From 1943 though 1945 students and faculty had a spirited savings-stamp and war-bond drive. They sold the stamps and bonds thougout the San Joaquin Valley and contributed their own lunch money and earnings from odd jobs to support the war effort. For every $900 raised the government credited the school with the purchase of a new jeep. By the end of the war Stockton High had bought a fleet of 275 jeeps.

A 2-inch by 2-inch plaque place on the dashboard of each one of the 275 small, rugged, all purpose World War II vehicles read:

"This jeep is one of a fleet presented to the United States Army by the students and faculty of Stockton High School, Stockton, Calif. Please report periodically the fate of this jeep and return the plaque at the end of the war."

"Thousands of letters were sent to our school from the battlefields of the Pacific and Europe by grateful GIs describing their exploits and adventures while riding in Stockton High jeeps," recalled Marian Jacobs. She was the editor in 1944 of "Guard and Tacke," the school paper.
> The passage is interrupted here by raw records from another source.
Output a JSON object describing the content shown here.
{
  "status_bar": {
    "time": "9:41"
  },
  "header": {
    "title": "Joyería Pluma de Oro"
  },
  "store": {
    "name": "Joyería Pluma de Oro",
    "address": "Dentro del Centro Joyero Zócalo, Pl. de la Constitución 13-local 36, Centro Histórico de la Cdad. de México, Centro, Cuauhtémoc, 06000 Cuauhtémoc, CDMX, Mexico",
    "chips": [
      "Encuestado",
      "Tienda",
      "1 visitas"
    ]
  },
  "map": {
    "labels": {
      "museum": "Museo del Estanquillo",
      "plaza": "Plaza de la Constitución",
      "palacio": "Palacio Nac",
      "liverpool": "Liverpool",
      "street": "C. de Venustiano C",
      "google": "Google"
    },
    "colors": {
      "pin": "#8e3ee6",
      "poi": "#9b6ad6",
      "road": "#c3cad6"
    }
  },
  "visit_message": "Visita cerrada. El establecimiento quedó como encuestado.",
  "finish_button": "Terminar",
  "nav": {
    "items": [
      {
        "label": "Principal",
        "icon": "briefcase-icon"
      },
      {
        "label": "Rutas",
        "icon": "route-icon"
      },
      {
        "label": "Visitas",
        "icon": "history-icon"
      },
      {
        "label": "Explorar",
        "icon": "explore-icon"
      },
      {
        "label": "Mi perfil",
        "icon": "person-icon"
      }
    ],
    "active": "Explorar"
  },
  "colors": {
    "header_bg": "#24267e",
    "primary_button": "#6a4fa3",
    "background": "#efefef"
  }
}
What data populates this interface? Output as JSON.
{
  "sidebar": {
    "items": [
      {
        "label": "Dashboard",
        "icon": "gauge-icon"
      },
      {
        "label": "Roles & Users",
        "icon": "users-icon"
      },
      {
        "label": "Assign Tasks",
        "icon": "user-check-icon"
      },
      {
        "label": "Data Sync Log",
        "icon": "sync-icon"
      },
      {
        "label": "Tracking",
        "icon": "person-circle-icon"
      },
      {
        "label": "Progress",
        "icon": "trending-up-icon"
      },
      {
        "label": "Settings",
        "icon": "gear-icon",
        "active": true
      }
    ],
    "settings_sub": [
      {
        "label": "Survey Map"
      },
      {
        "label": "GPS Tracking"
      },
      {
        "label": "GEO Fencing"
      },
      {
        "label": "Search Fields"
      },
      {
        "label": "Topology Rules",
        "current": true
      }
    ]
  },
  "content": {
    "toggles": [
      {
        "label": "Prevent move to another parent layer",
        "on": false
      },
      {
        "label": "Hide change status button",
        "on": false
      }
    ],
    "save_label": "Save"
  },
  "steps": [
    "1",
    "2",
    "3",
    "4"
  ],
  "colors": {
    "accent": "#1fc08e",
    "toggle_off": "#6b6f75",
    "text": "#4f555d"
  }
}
"Several letters students sent in reply were returned marked, 'Missing In Action' or 'Killed In Action.'

As the years passed "The Great Jeep Project" was all but forgotten. The high school has converted into a junior high school in the early 1960s and two years ago old Stockton high was demolished.

What happened to the jeeps after the war was anybody's guess. Those marked with the plaques were shipped from an Army staging depot in Stockton to the war zone, the vast majority to the Pacific, a few to Europe.

But none of the jeeps ever came back to Stockton. Not until recently.

The odyssey of Stockton High School's jeep No. 151, now affectionately called Willy the Jeep by towns people, has been carefully decomented.

This jeep has shipped to the battlefields of Italy, where German troops captured it as a war prize. The Germans had held the jeep for a year when Canadian paratroopers liberated it in Holland.

The Canadians, noting the Stockton high plaque, turned the jeep over to American forces at the war's end. The jeep was shipped back to the United States and wound up at an army disposal auction in Texarkana, Texas.

A Texas farmer bought it and used it as a utility vehicle for 10 years until it stopped running. The jeep sat in a field near the Texas-Oklahoma border for years, forgotten.

Enter Don Maclellan, a Dallas carbuff.

"I happened to run across the jeep in 1963. It was half buried in the field, mired progressively deeper by years of rainstorms," explained Maclellan in a phone conversation.

It was only recently, however, upon removing several coats of paint from the dashboard, that he discovered that Stockton High School plaque.

Maclellan's son, Don Jr., was critically injured in a traffic accident last year. To pay for medical bills, the Dallas man has been selling cars he had collected.

"I had 18 different offers from people wanting to buy the Jeep," said Maclellan picking up the story. "But in the back of my mind I knew I just had to contact that high school in California. I knew there had to be a lot of sentimental value for the jeep in Stockton."

Maclellan wrote a letter to the Stockton School Board. The letter had referred to Arch Brown, a former principal at the high school. Maclellan, when contacted by Brown, told the Stockton school official that a friend wanted to buy the jeep for $5,500. Others, he said, had offered more.

Brown told Maclellan the people of Stockton would match the $5,500. A story appeared in the Stockton Record about the jeep. Two brothers, third generation Stocktonians, World War II veterans and graduates of the war-years classes at the high school, clothiers Tom and Bob MacKeegan came forth immediately, wrote a check for the $5,500 and donated the car to the city.

Stockton High School's Jeep No. 151 was brought back to Stockton from Dallas, without charge, in a Red Ball Motor Freight truck - a company founded by soldiers who operated the famed World War II Red Ball Express for Gen. Patton in Europe.

The whole town turned out for Willy's homecoming. Alumni of Stockton High's classes of 1943, 1944 and 1945 walked behind the jeep in a parade through town that included several marching bands.

"Willy represents a chapter of the past many of us had all but forgotten over the years," said Don MacKeegan.

"For Stockton to have one of the jeeps is something really specially," added his brother Tom.